Valbenazine Demonstrates Higher Persistence vs Deutetrabenazine in TD Patients
Key Clinical Summary
- Real-world US claims analysis found higher 6-month treatment persistence with valbenazine (Ingrezza) vs deutetrabenazine (Austedo XR) (55.6% vs 48.1%; p < 0.0001) in patients with tardive dyskinesia (TD).
- Switching rates were lower with valbenazine (7.7% vs 11.2%; p = 0.0012), with longer time to discontinuation (>180 vs 129 days).
- Differences in persistence emerged early and were sustained over 6 months in matched cohorts.
Neurocrine Biosciences reported new real-world evidence demonstrating higher treatment persistence with valbenazine (Ingrezza) compared with deutetrabenazine (Austedo XR) among US adults with tardive dyskinesia (TD). The retrospective claims analysis, presented at the Academy of Managed Care Pharmacy (AMCP) 2026 Annual Meeting in Nashville, TN, represents the first direct comparison of persistence between these vesicular monoamine transporter 2 (VMAT2) inhibitors in matched patient cohorts.
Study Findings
The analysis leveraged pharmacy and claims information from IQVIA’s US Longitudinal Access and Adjudication Data (LAAD) spanning September 2022 to March 2025. Adults with TD initiating valbenazine or deutetrabenazine between March 2023 and September 2024 were included. After applying eligibility criteria and 1:1 propensity score matching, 2988 patients were analyzed (n = 1494 per cohort), balanced for demographics, comorbidities, psychiatric conditions, and antipsychotic use.
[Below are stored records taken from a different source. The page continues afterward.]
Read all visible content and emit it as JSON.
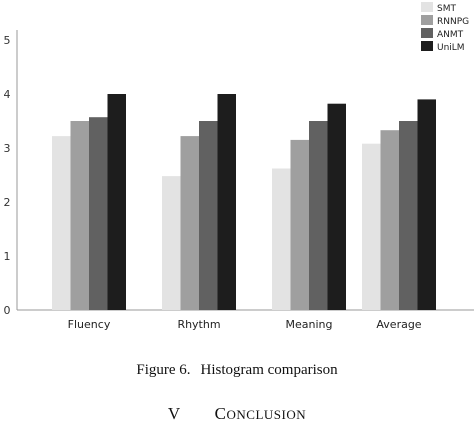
{
  "chart_data": {
    "type": "bar",
    "categories": [
      "Fluency",
      "Rhythm",
      "Meaning",
      "Average"
    ],
    "series": [
      {
        "name": "SMT",
        "color": "#e3e3e3",
        "values": [
          3.22,
          2.48,
          2.62,
          3.08
        ]
      },
      {
        "name": "RNNPG",
        "color": "#9f9f9f",
        "values": [
          3.5,
          3.22,
          3.15,
          3.33
        ]
      },
      {
        "name": "ANMT",
        "color": "#616161",
        "values": [
          3.57,
          3.5,
          3.5,
          3.5
        ]
      },
      {
        "name": "UniLM",
        "color": "#1d1d1d",
        "values": [
          4.0,
          4.0,
          3.82,
          3.9
        ]
      }
    ],
    "ylim": [
      0,
      5
    ],
    "yticks": [
      "0",
      "1",
      "2",
      "3",
      "4",
      "5"
    ],
    "grid": false,
    "legend_position": "top-right"
  },
  "figure": {
    "label": "Figure 6.",
    "caption": "Histogram comparison"
  },
  "section": {
    "number": "V",
    "initial": "C",
    "rest": "ONCLUSION"
  }
}
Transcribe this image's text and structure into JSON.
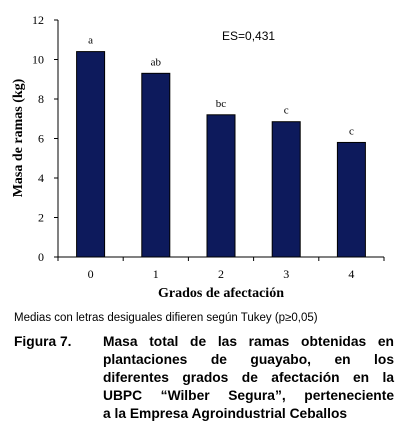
{
  "chart_data": {
    "type": "bar",
    "categories": [
      "0",
      "1",
      "2",
      "3",
      "4"
    ],
    "values": [
      10.4,
      9.3,
      7.2,
      6.85,
      5.8
    ],
    "letters": [
      "a",
      "ab",
      "bc",
      "c",
      "c"
    ],
    "title": "",
    "xlabel": "Grados de afectación",
    "ylabel": "Masa de ramas (kg)",
    "ylim": [
      0,
      12
    ],
    "yticks": [
      "0",
      "2",
      "4",
      "6",
      "8",
      "10",
      "12"
    ],
    "annotation": "ES=0,431",
    "bar_color": "#0d1a5c",
    "grid": false,
    "legend": "none"
  },
  "note": "Medias con letras desiguales difieren según Tukey (p≥0,05)",
  "caption": {
    "label": "Figura 7.",
    "lines": [
      "Masa total de las ramas obtenidas en",
      "plantaciones de guayabo, en los",
      "diferentes grados de afectación en la",
      "UBPC “Wilber Segura”, perteneciente",
      "a la Empresa Agroindustrial Ceballos"
    ]
  }
}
Over 6 months, treatment persistence, defined as remaining on therapy without discontinuation or switching, was significantly higher with valbenazine (55.6%) compared with deutetrabenazine (48.1%) (p < 0.0001). Switching to another TD therapy occurred less frequently in the valbenazine cohort (7.7% vs 11.2%; p = 0.0012). Median time to discontinuation or switching was longer with valbenazine (>180 days) than with deutetrabenazine (129 days), with differences emerging early and persisting throughout follow-up.
Clinical Implications
Treatment persistence is a critical consideration in TD management, as interruptions in VMAT2 inhibitor therapy are associated with symptom recurrence, increased disease burden, and reduced quality of life. The observed higher persistence and lower switching rates with valbenazine may reflect tolerability, convenience, or perceived effectiveness, though causal factors were not directly assessed in this analysis.
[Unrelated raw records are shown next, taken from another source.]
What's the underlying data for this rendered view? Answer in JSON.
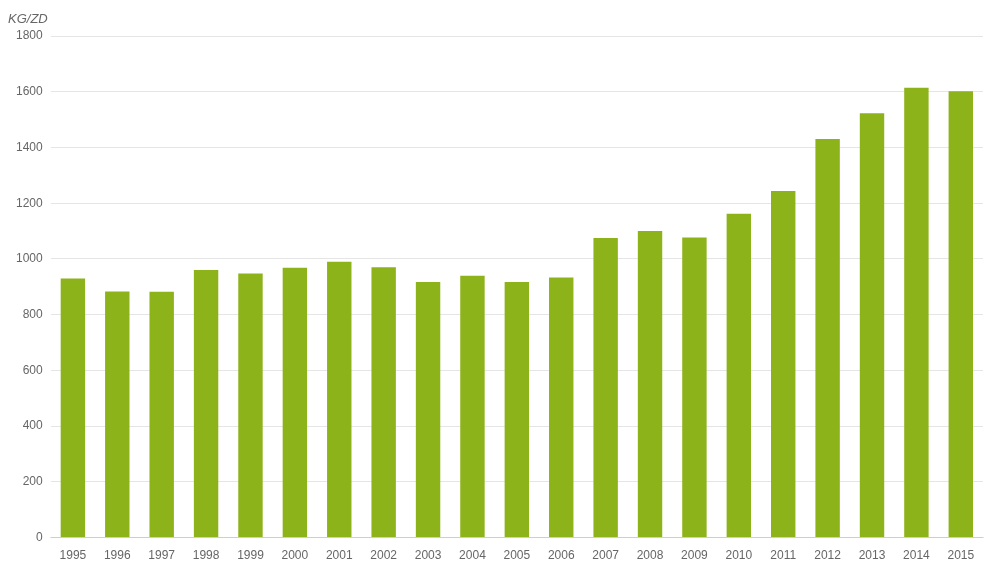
{
  "chart_data": {
    "type": "bar",
    "categories": [
      "1995",
      "1996",
      "1997",
      "1998",
      "1999",
      "2000",
      "2001",
      "2002",
      "2003",
      "2004",
      "2005",
      "2006",
      "2007",
      "2008",
      "2009",
      "2010",
      "2011",
      "2012",
      "2013",
      "2014",
      "2015"
    ],
    "values": [
      930,
      883,
      882,
      960,
      948,
      968,
      990,
      970,
      917,
      940,
      917,
      933,
      1075,
      1100,
      1077,
      1162,
      1244,
      1430,
      1523,
      1614,
      1602
    ],
    "color": "#8db31b",
    "ylabel": "KG/ZD",
    "ylim": [
      0,
      1800
    ],
    "yticks": [
      0,
      200,
      400,
      600,
      800,
      1000,
      1200,
      1400,
      1600,
      1800
    ],
    "grid": true
  }
}
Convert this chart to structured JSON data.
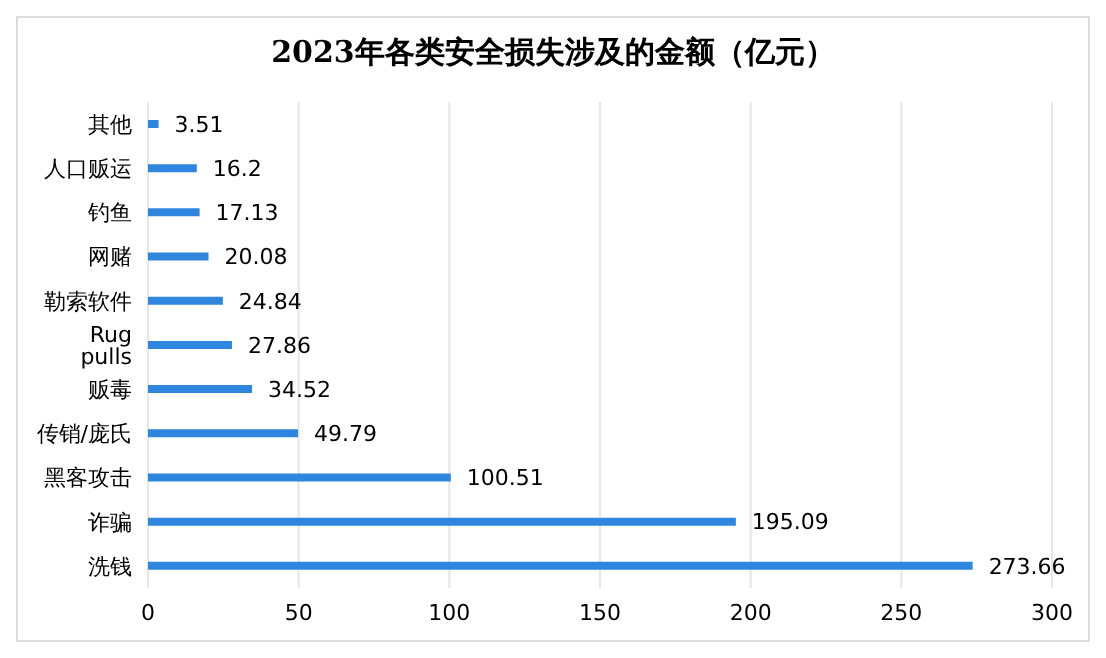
{
  "chart_data": {
    "type": "bar",
    "orientation": "horizontal",
    "title": "2023年各类安全损失涉及的金额（亿元）",
    "categories": [
      "其他",
      "人口贩运",
      "钓鱼",
      "网赌",
      "勒索软件",
      "Rug pulls",
      "贩毒",
      "传销/庞氏",
      "黑客攻击",
      "诈骗",
      "洗钱"
    ],
    "values": [
      3.51,
      16.2,
      17.13,
      20.08,
      24.84,
      27.86,
      34.52,
      49.79,
      100.51,
      195.09,
      273.66
    ],
    "color": "#2e86de",
    "xlim": [
      0,
      300
    ],
    "xticks": [
      0,
      50,
      100,
      150,
      200,
      250,
      300
    ],
    "grid": "x",
    "data_labels": true
  }
}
For clinicians managing patients with TD, many of whom have complex psychiatric comorbidities, maintaining continuous therapy is essential to sustain symptom control. Real-world adherence patterns complement clinical trial data and may influence individualized treatment selection. These findings also reinforce the importance of monitoring persistence early in treatment, as differences between therapies emerged soon after initiation.
Expert Commentary
“Claims-based analyses offer critical insight into treatment patterns for tardive dyskinesia, where staying on therapy is key to controlling symptoms that can disrupt daily life,” said Mercedes Perez-Rodriguez, MD, PhD, associate professor of psychiatry at the Icahn School of Medicine at Mount Sinai, New York, in a press release. She added that robust real-world methodologies can help providers “better understand persistence and inform more effective treatment strategies.”